Spain's car industry was entirely paralysed with the exception of the Mercedes plant in Vitoria, and transport stoppages caused severe disruption. Ignacio Fernandez Toxo, head of the country's CCOO trade union, said premier Jose Luis Zapatero was committing "political suicide" by carrying out harsh cuts while unemployment hovers at 20pc, or 41pc for youths.

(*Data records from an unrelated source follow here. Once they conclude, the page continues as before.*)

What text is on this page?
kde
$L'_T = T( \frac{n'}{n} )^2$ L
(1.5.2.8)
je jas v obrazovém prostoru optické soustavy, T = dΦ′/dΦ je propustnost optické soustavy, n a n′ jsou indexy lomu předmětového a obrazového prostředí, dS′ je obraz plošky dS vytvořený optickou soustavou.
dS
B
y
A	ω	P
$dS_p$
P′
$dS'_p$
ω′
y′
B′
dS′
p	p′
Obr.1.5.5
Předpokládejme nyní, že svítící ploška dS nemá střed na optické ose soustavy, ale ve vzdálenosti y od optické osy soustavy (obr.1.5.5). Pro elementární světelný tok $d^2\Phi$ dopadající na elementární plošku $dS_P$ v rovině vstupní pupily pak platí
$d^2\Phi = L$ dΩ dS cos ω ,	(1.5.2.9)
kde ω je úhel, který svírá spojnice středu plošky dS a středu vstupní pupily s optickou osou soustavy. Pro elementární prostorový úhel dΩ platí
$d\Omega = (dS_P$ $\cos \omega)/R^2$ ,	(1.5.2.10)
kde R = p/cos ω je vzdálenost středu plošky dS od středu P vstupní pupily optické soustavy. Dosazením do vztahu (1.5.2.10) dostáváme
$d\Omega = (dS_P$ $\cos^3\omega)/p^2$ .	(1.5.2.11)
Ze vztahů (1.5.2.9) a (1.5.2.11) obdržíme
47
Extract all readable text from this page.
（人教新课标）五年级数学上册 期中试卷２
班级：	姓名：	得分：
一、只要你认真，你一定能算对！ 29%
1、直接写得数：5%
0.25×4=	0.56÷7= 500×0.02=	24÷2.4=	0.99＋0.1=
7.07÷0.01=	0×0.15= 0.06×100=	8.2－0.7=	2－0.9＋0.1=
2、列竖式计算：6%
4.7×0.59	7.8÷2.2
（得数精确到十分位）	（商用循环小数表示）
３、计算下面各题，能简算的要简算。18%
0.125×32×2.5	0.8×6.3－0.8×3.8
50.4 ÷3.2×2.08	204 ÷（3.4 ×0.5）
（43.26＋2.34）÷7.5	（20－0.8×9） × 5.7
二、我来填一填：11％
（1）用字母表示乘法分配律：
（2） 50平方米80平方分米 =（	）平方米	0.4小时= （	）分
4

Austerity fatigue is surfacing across a large arc of Eastern and Southern Europe, raising concerns that electorates may start to rebel. The Fidesz government in Hungary has already sent the EU and the International Monetary Fund packing, opting for "economic nationalism". Even the police joined demonstrations last week in Romania, hurling their kit at the presidential palace to protest public sector wage cuts of 25pc.
Read the rest here.

This is one of the main reasons why I see disaster ahead. Most of the heavily indebted nations are democratic and there is a limit to how much "austerity" the public will put up with in the name of paying off their debts. It will be even worse here in the United States where we have a two year election cycle.

There is no way any Congress can seriously undertake the kind of austerity that will be needed to deal with out debt. They would be thrown out of office on their ears before the ink was dry on the legislation. That leaves us with only one real scenario; default through inflation. Central banks will debase their currencies as far as necessary (the process is already underway) to get the Debt/GDP ratio to a desirable level. And of course debtors (bond holders) will be repaid in debased paper money.

China has pretty much figured out the game we are playing. Which is why they are no longer buying our long bonds. Now, to the extent they are lending us any money at all, it is strictly short term Treasuries. They know they are going to get cheated on the long term bonds they bought.

1 comment:

Matthew M said...

I'm thinking "ROSETTA STONE", "MANDARIN" and a small town outside of a large city. I have Chinese friends who travel back and forth and could be of some assistance. I'm retired and my benefits could go a further distance than here if push comes to shove.